= John Woodham Dunn =

Rev. J W (John Woodham) Dunn (1812-1883) was an Anglican vicar of Warkworth in Northumberland

==Lifetime ==
The Rev. John Woodham Dunn M.A. was born 17 September 1812. He married Sarah Emily Yarker, the daughter of Rev Luke Yarker JP and Mrs Mary Beata Yarker (née South) on 19 September 1845. (Sarah was born in Stanhope, County Durham in 1821 and died on 2 March 1931). They had a son Hugh Percy Dunn, born 24 August 1854 at Warkworth, Northumberland, England and died 2 March 1931.

Dunn gained his BA at Queens' College, Cambridge and was appointed curate of Longhoughton and of Lesbury, and successively vicar of Matterdale and Dalton. In 1853 he became vicar of The Church of St Lawrence, Warkworth. He was awarded an MA in 1866. He died 18 September 1883.

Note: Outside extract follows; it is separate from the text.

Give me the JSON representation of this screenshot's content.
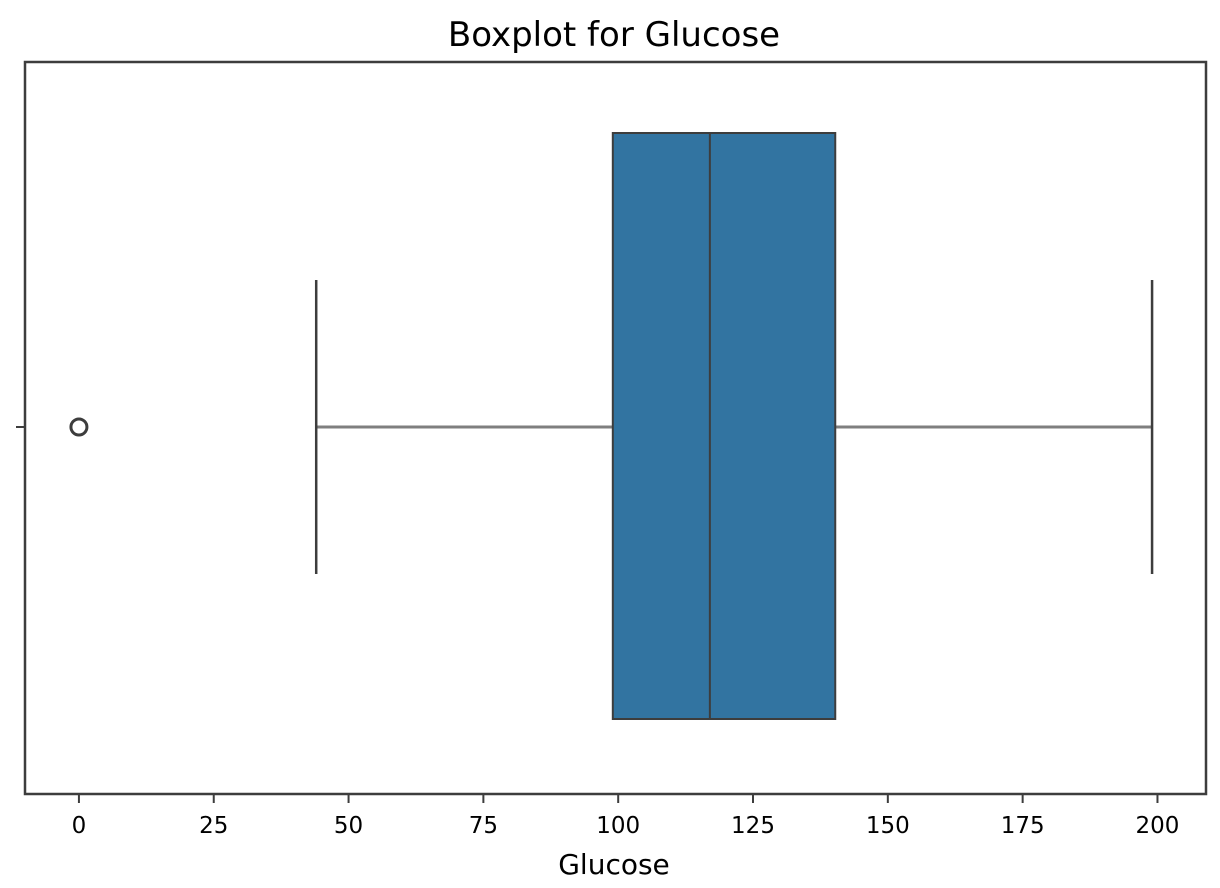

The Church of St Lawrence, Warkworth, was the mother church for many local villages including Amble and during his time here as vicar, he campaigned for many years for Amble’s independence. Eventually, in February 1869 an Order in Council designated the town “a separate district for spiritual purposes”. (In October 1870 a small stone church, dedicated to St. Cuthbert of Lindisfarne and with room for approximately 350 souls, was built).

== Writings ==
Although not a prolific author, he wrote several articles, which included :-

An introductory chapter on “The Castle and Hermitage” which appeared (on pages 42 to 57) in “The Hermit of Warkworth - a Northumberland Ballad in Three Fits”, by Thomas Percy and was described on the cover as “With an introductory chapter upon the castle and Hermitage by the Rev. J. W. Dunn”

A chapter (of 11 pages) “Notices of the ancient vill of Warkworth by John Woodham Dunn” which appeared in “The Berwickshire Naturalists' Club” Volume V in 1863.

An article entitled “Ancient Sepulchral Remains at Amble (with Illustration). By the Rev. J. W. Dunn” appeared on pages 38 & 39 of “Archaeologia aeliana UK Relating to antiquity – volume III (1859).

An article entitled “Warkworth Chancel (with illustrations.)” Rev. J. W. Dunn” appeared on pages 62 of “Archaeologia aeliana UK Relating to antiquity – volume VI (1865).